Many holders here burned by DIL in recent past, so it's hard to recommend it, but I do think if the growth is solid (after several quaters of slowing), then its a reasonable candidate for being back on the right track.

I hope you sensed my ambivalence? ;)

Mista_Trix
20-12-2013, 03:59 PM
If youre happy to wait until mid Feb and beyond then yes it probably is. All will depend on the latest quarterly growth figures though, not so much on the re-statement (although getting that monkey off our back wont hurt).

Many holders here burned by DIL in recent past, so it's hard to recommend it, but I do think if the growth is solid (after several quaters of slowing), then its a reasonable candidate for being back on the right track.

I hope you sensed my ambivalence? ;)

Its the growth element that's a worry.
Without having seen the books in forever, its hard to estimate how the companies actually doing. I think most people will wait to see what the pace is looking like, if they've slowed a lot, it wont be a good buy and accumulating will bring smaller gains than other companies.

Everyone's a little burned and hesitant. Even those that got out ... ... ... especially those that got out.
It maybe feels a little like those still in are convincing themselves its a better story than perhaps it is.. ?!?!

Whipmoney
20-12-2013, 04:07 PM
If youre happy to wait until mid Feb and beyond then yes it probably is. All will depend on the latest quarterly growth figures though, not so much on the re-statement (although getting that monkey off our back wont hurt).

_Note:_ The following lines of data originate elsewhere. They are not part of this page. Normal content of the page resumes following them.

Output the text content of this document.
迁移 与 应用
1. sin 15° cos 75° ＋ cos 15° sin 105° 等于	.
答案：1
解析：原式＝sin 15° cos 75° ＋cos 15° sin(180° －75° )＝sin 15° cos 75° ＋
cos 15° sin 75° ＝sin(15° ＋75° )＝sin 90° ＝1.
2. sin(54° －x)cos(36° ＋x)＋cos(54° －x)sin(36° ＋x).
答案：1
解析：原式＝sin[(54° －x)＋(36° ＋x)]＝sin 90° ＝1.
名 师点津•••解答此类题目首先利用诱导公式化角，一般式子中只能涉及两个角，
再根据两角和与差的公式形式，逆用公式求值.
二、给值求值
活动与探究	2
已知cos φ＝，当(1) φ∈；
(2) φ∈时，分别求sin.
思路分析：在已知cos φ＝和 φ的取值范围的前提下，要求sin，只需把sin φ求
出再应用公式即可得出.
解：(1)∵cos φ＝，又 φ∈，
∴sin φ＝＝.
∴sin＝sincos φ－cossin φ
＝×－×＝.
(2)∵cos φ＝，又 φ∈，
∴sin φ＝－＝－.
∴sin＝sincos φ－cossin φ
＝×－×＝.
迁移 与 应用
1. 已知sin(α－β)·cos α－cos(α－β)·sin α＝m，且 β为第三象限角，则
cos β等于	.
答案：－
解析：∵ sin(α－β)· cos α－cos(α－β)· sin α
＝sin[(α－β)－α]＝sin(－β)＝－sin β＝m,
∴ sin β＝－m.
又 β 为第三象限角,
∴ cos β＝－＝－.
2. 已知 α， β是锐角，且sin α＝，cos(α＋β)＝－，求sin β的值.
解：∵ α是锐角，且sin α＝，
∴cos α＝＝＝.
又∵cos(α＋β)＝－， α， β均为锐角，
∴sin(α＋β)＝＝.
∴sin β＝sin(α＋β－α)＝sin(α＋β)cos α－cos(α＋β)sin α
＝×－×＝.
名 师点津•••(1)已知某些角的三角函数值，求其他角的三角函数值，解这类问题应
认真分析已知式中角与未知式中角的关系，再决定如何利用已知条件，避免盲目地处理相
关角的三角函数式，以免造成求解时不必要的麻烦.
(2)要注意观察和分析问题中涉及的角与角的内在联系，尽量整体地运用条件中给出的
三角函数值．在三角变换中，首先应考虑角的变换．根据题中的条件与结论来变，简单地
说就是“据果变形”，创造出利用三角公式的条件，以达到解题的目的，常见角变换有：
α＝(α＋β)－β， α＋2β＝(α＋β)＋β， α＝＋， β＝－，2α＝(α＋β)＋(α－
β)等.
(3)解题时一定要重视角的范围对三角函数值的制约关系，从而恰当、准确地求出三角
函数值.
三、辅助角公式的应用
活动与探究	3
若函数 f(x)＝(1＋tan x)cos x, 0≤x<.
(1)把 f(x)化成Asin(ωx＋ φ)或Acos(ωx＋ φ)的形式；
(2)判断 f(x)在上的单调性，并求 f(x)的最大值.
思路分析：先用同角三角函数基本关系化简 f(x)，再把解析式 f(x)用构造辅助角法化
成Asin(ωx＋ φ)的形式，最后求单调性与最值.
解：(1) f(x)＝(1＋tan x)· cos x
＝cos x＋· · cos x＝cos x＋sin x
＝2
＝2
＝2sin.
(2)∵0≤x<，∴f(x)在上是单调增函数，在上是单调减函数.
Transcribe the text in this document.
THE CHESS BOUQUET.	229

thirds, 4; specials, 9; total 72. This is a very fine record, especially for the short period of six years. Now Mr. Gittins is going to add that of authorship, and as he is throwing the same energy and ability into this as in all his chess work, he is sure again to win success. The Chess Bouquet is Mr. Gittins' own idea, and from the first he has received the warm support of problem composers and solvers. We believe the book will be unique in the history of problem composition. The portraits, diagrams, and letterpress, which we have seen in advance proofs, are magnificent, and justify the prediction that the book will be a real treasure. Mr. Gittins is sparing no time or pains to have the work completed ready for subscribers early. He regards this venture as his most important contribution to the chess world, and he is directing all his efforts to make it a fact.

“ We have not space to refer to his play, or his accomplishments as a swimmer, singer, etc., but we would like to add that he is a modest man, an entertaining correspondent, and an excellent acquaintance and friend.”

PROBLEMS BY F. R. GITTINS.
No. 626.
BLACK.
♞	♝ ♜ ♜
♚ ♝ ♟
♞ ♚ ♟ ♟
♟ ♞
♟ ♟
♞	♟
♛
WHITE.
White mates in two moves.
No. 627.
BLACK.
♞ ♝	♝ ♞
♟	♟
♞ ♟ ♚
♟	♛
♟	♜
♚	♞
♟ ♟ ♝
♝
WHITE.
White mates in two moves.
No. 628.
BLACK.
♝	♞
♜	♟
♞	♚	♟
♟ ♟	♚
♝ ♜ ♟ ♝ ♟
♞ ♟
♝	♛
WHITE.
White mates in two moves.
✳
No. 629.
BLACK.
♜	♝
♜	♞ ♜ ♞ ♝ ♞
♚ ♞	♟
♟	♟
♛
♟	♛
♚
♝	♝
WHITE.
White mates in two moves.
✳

Many holders here burned by DIL in recent past, so it's hard to recommend it, but I do think if the growth is solid (after several quaters of slowing), then its a reasonable candidate for being back on the right track.
I hope you sensed my ambivalence? ;)

I somewhat disagree with you here Lorne..

Whilst i'm not a chartist i've reviewed the charts and there was a severe drop (over $1) after their first announcement of the restatements and the stock has trended downwards ever since. Upon the last announcement of a delay of the 4th of December the stock dropped down to ~$2.96, so clearly this evidence that the restatements (and delays thereof) are having a material effect on the share-price.

As such I'm starting to believe that a reasonable restatement should provide for a reasonable lift in the share-price (back to the mid fours). My reasons for this is that there has been an absence of financial information up until now and therefore the restatment will provide us with a clearer steer on the companys growth.

On the other hand you have mentioned the obvious decline in customer sales and despite a reasonable level of penetration in the Forbes 1000 companies between DIL and Boardvantage, I suspect that Total Penetration of the wider boardbooks market is only circa 30~40% and whilst the lower hanging fruit is mostly gone there is still a significant level of growth to be achieved for the next 3-4 years.

On top of the there is scope for a second product roll-out (aimed at senior executive managmement) which I believe whilst offered at a lower price point (much like those of their competitors) will offer considerable sales growth at the aggregate level.

In summary at <$3.50, I think DIL is an absolute steal as it has a good growth path, no debt, a boatload of cash on hand and is in a market that is a long way from being fully penetrated. Good company overall, many hiccups, but a solid cash earner. I'm willing to bet the bank on it.

Just my 2 cents though...

klid
20-12-2013, 05:56 PM
NB I am very wary of DIL as growth is most definitely slowed and im afraid the next quarterly is not going to be pretty (anyone gave a date for this nailed down yet?)...
Not exactly but their last announcement said:
"While the Company cannot disclose detailed financial results at this time due to the ongoing restatement process, the Company expects to provide selected operating highlights for the Company’s fourth quarter of 2013 in mid-January.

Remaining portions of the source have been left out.